Dall'Amazzonia di Salgado agli animali di McCurry: l'arte dello scatto in cinque mostre
- di: Samantha De Martin
Immergersi nella natura per salvarne ciò che resta. Cucire, attraverso l’obiettivo, una poesia impregnata di foreste e corsi d’acqua, animali e sciamani, maghi dalle barbe arancioni, con il loro grido disperato di speranza e di salvezza. È il miracolo della fotografia che incontra il mondo, invitando a esplorarlo con i suoi drammi e la bellezza incontaminata, la sua forza e le fragilità da difendere. Il dialogo tra i maestri dello scatto e l’universo, con la sua straordinaria umanità, a colori o in bianco e nero, è il fil rouge che lega cinque grandi mostre all’agenda autunnale dell’arte.
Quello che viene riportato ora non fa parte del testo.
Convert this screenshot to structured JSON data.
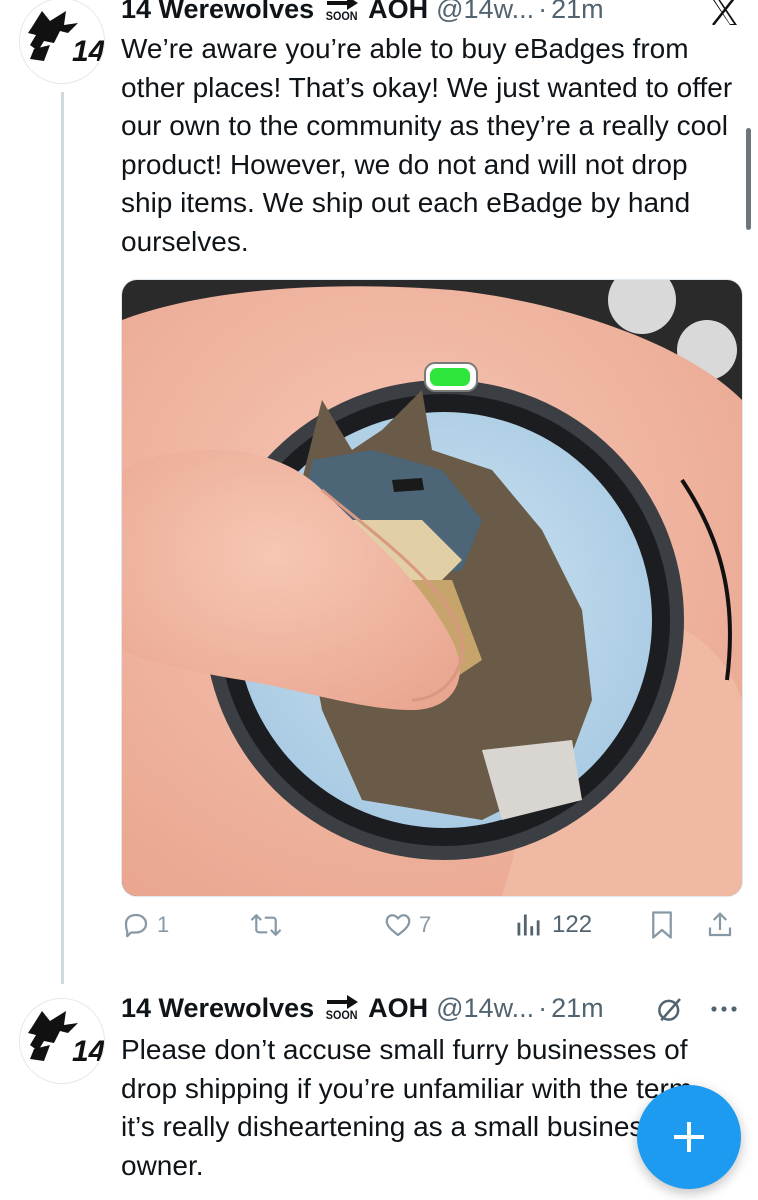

La natura e la fotografia si intrecciano nelle mostre dell'agenda autunnale dell'arte
Per sette anni il fotografo brasiliano Sebastião Salgado ha vissuto nella foresta amazzonica registrando l’immensa potenza della natura e cogliendone la fragilità. Questo lungo periodo di vissuto umano e di spedizioni fotografiche compiute via terra, acqua e aria sono il fulcro della mostra Sebastião Salgado. Amazônia, in corso al MAXXI di Roma - Museo nazionale delle arti del XXI secolo - fino al 13 febbraio. Nell’unica tappa italiana di questo progetto il maestro espone oltre 200 fotografie, “testimonianza di ciò che resta di questo patrimonio immenso, che rischia di scomparire” come lo stesso Salgado afferma, e della cui tutela ogni singolo essere umano è custode. Il progetto - una prova che nella storia non esistono sogni solitari - segue il filo delle immagini, magistralmente disposte nello spazio dalla cura di Lélia Wanick Salgado, accompagnando il pubblico tra il paesaggio - al centro della prima sezione della mostra, con i suoi fiumi volanti e i rilievi montuosi - e i volti alle popolazioni indigene che sbucano dalla seconda parte del percorso.
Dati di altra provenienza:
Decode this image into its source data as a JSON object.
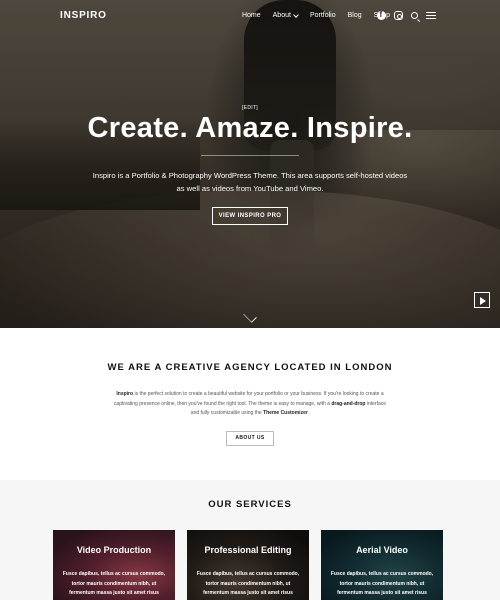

Ci sono gli Awá-Guajá, la tribù più minacciata del pianeta, e c’è lo sciamano Yanomami a dialogo con gli spiriti, o ancora le Anavilhanas, le isole boscose del Río Negro, dove sottili lembi di terra si sfilacciano lungo l’ipnotico fluire dell’acqua, sotto un corposo cielo di nuvole. Il viaggio nel mondo seguendo l’obiettivo dei maestri dello scatto corre dall’Amazzonia di Salgado al martoriato Afghanistan colto da Steve McCurry nei suoi lati più oscuri, tra episodi di violenza e segregazione. I minatori di Pol-e-Khomri o i bambini che affollano il bagagliaio di una vecchia Chevrolet incontrano i visitatori di Icons, la mostra allestita fino al 13 febbraio a Conegliano (Treviso) e curata da Biba Giacchetti. Questo viaggio onirico nelle sale di Palazzo Sarcinelli, tra le icone del fotografo, ha la consistenza di oltre cento fotografie prodotte in 40 anni di carriera. L’India dei monsoni e delle reboanti contraddizioni ha il volto di una madre che osserva, assieme al figlio, l’interno di un taxi o l’atmosfera malsana dei cantieri di demolizione delle navi. McCurry affonda l’obiettivo in luoghi affollatissimi dove miseria e ricchezza sembrano convivere armoniosamente.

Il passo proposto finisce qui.